More context : I’m a software engineer doing backend development (code interacting with databases) in a startup. My strongest passions are game theory, psychology, education, ethics. If there was no urgency to AGI as x-risk, I would work on improving education and ethics (same vibe as the sequences wanting to train rationalists). I’m recently graduated from engineering school and have been working for close to 2 years with a decent salary. I discovered late in my studies that I don’t like working as a programmer (because https://www.lesswrong.com/posts/x6Kv7nxKHfLGtPJej/the-topic-is-not-the-content). I have a personality where it seems I can only do good work on things that interest me (this is normal to an extent for everyone, I’m pointing it’s stronger than normal for me to the point I often cannot do mental work on something which doesn’t interest me (even though I can force myself to do physical work)).

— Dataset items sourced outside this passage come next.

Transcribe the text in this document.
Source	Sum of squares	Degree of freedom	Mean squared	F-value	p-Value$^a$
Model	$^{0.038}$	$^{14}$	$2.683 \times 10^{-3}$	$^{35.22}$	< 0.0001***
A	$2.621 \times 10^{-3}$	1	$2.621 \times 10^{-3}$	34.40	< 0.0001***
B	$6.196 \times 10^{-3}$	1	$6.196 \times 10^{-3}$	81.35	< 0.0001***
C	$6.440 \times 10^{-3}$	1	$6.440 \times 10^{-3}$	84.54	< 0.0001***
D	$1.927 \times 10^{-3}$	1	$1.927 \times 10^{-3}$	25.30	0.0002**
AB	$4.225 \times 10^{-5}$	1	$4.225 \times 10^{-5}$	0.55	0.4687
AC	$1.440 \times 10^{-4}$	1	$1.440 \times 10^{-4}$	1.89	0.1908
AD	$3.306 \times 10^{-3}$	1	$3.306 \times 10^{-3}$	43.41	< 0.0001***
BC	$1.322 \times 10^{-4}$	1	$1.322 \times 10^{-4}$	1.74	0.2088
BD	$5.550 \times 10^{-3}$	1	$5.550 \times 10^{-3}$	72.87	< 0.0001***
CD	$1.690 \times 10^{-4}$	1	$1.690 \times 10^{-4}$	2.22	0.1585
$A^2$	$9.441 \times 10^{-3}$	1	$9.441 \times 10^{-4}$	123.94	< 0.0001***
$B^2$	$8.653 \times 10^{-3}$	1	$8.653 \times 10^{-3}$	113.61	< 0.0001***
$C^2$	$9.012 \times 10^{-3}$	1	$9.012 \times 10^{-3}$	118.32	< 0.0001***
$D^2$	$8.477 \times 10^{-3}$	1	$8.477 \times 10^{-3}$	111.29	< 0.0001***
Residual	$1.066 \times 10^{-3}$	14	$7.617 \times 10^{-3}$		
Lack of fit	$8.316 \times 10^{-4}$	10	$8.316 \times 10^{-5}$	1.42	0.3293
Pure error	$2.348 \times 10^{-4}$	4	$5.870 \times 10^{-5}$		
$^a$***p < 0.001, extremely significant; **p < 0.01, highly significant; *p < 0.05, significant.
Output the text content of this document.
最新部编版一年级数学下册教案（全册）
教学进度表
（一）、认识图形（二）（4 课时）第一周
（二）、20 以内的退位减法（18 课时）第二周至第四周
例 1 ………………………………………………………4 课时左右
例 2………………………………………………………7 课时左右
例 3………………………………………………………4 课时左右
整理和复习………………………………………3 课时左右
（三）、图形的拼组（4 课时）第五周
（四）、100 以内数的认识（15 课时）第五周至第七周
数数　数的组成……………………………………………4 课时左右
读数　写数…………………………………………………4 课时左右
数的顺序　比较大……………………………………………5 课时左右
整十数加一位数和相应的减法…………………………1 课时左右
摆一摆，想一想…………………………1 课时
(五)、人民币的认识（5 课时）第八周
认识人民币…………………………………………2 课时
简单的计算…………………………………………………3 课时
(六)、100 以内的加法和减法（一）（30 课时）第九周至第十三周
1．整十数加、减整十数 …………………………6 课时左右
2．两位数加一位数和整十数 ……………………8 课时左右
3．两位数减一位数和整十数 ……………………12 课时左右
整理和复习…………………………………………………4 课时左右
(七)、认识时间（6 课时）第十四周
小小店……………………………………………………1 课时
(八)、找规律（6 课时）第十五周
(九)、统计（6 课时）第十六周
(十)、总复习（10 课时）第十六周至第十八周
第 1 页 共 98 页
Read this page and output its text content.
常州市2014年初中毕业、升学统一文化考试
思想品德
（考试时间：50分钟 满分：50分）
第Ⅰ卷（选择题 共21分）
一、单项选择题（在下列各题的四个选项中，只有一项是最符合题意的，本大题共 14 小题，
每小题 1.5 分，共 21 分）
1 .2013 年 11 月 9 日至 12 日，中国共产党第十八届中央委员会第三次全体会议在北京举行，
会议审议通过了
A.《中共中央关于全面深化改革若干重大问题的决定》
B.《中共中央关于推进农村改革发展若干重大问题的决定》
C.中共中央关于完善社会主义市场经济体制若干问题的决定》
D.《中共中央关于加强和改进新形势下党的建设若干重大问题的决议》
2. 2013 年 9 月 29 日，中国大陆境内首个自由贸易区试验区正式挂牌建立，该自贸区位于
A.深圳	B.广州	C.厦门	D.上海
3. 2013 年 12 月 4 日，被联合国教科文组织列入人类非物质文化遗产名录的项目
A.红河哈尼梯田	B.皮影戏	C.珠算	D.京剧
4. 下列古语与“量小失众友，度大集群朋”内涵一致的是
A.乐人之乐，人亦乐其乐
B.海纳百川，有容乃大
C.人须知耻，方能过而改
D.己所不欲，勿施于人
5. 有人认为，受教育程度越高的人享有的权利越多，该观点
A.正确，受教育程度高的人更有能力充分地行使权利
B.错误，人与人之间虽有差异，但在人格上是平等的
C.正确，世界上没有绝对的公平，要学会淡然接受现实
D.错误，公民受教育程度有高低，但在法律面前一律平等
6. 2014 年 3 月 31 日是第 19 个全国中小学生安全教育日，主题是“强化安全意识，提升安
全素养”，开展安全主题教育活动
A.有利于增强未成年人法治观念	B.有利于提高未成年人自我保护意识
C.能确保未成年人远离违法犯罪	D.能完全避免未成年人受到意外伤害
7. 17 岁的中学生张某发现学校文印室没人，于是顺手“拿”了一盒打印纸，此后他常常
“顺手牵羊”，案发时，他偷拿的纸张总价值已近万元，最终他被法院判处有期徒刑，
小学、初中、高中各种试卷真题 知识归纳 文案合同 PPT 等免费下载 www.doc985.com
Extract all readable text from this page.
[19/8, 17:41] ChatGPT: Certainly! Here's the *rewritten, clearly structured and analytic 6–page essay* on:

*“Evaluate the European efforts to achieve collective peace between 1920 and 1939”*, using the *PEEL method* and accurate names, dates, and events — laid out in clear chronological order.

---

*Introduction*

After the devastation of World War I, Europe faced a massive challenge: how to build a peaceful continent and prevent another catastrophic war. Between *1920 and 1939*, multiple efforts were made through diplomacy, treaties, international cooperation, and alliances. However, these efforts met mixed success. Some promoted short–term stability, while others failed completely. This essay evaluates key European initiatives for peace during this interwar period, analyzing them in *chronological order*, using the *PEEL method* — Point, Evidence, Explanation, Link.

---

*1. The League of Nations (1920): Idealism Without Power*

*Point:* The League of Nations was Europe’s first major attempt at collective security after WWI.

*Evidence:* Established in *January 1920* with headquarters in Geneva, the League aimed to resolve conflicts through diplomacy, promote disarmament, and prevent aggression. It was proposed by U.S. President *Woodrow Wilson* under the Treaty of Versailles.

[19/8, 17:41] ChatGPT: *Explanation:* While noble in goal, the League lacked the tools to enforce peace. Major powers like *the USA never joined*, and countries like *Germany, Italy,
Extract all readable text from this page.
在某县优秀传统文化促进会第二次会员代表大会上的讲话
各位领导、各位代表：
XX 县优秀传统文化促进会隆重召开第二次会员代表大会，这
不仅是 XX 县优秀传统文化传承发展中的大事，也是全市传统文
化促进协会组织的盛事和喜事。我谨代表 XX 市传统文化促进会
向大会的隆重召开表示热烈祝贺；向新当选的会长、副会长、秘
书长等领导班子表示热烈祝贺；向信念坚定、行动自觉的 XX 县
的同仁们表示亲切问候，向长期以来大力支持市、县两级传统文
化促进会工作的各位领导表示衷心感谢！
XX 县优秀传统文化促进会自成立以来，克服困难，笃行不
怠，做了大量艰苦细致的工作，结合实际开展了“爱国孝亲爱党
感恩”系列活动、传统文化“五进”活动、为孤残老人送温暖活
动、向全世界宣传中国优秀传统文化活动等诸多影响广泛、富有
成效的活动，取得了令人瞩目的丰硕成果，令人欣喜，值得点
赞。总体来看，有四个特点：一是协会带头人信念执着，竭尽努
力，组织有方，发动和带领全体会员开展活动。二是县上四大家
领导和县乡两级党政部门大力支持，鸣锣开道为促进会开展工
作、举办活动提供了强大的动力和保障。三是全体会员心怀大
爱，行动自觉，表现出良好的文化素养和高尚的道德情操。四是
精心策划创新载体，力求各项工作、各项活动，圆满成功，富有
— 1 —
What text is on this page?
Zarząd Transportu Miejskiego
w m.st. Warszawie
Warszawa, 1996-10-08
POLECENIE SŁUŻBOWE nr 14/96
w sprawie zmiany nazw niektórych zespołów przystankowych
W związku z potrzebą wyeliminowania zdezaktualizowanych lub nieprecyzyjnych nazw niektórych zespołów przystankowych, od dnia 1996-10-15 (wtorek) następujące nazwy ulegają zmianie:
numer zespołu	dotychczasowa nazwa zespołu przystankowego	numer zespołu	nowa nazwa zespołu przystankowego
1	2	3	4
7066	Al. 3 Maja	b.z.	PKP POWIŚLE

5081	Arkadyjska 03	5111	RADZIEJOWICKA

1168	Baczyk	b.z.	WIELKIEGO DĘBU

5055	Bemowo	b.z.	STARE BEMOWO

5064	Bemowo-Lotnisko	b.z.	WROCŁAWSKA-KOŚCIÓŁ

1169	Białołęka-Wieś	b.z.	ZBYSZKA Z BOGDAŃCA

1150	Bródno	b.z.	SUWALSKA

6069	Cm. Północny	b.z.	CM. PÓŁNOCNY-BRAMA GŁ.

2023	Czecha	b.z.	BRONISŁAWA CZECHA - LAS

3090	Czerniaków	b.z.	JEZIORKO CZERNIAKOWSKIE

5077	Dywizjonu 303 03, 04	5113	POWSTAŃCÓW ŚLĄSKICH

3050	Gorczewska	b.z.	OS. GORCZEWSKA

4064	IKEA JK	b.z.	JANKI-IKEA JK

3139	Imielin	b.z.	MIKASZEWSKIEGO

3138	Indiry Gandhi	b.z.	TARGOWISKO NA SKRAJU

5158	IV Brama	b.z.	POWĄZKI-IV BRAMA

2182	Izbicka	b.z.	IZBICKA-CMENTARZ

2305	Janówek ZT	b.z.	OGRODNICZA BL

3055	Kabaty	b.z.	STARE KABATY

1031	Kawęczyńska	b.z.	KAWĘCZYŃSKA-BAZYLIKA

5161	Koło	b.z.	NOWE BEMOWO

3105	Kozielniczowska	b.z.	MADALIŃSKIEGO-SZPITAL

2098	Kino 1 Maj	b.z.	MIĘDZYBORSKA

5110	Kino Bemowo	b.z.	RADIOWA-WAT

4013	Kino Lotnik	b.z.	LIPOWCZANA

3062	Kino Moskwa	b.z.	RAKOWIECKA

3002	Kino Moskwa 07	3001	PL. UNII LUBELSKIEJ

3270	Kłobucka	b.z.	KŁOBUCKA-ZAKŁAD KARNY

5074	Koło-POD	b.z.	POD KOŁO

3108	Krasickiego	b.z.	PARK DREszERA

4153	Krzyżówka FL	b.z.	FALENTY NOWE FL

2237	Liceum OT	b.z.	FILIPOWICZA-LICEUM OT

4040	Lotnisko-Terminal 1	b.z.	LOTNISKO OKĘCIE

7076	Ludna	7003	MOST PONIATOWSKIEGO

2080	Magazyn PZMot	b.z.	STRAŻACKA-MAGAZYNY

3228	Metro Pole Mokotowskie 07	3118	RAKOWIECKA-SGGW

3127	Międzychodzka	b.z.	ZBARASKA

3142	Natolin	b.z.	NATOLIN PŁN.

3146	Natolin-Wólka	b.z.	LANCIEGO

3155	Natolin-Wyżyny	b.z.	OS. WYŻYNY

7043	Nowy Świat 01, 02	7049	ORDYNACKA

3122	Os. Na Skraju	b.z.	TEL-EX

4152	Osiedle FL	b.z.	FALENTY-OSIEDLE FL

So my diploma and experience are for a job I don’t enjoy and which drains me. The usual circumstances of working for a company (working around certain time slots, optimizing your work for company profit over utility) are also a burden. It was in this context I decided last December to try pivoting into AI alignment research and I was also fortunate to have regular discussions with one AI alignment researcher on my topic, what I wanted to learn and write (he deserves credit for that effort and I’m only not mentioning him because my failure is my own). I found a couple papers I enjoyed, chose one to analyze in detail, and chose the goal of publishing a short LW article doing some further work on that paper. I totally failed doing that. The full list of reasons is of course diverse and complicated, but the main one is I put little time into it, and the time I had was low energy. I could follow that rate for a year and produce almost no value. Other reason for failure : I mistakenly chose a paper which wasn’t centrally about AI safety, so the work I produced was pretty useless for solving the actual problems of AI safety.
So I abandoned that plan. Instead, I negotiated a raise in salary, kept my living expenses low and saved money. I’m now at the point where I can quit my job (and am planning to do so soon) and actually try AI safety research in suitable conditions, with the only caveat being limited time. Doing this, I hope to know much better how good a personal fit I have to alignment research and to other related work (governance, pedagogy) and choose the rest of my path accordingly.
In general, I would advise trying the hobby path first, while staying aware it won’t work for everyone (a failure in being productive in something as a hobby doesn’t mean you won’t be good at it as a job). If it doesn’t work, you have several others options as presented in the post, and I contribute the one I am currently doing : gain enough money to get some real free time (probably at least 3 months, 6 should be enough, probably no point to more than 12) and try doing that thing you wanted to do.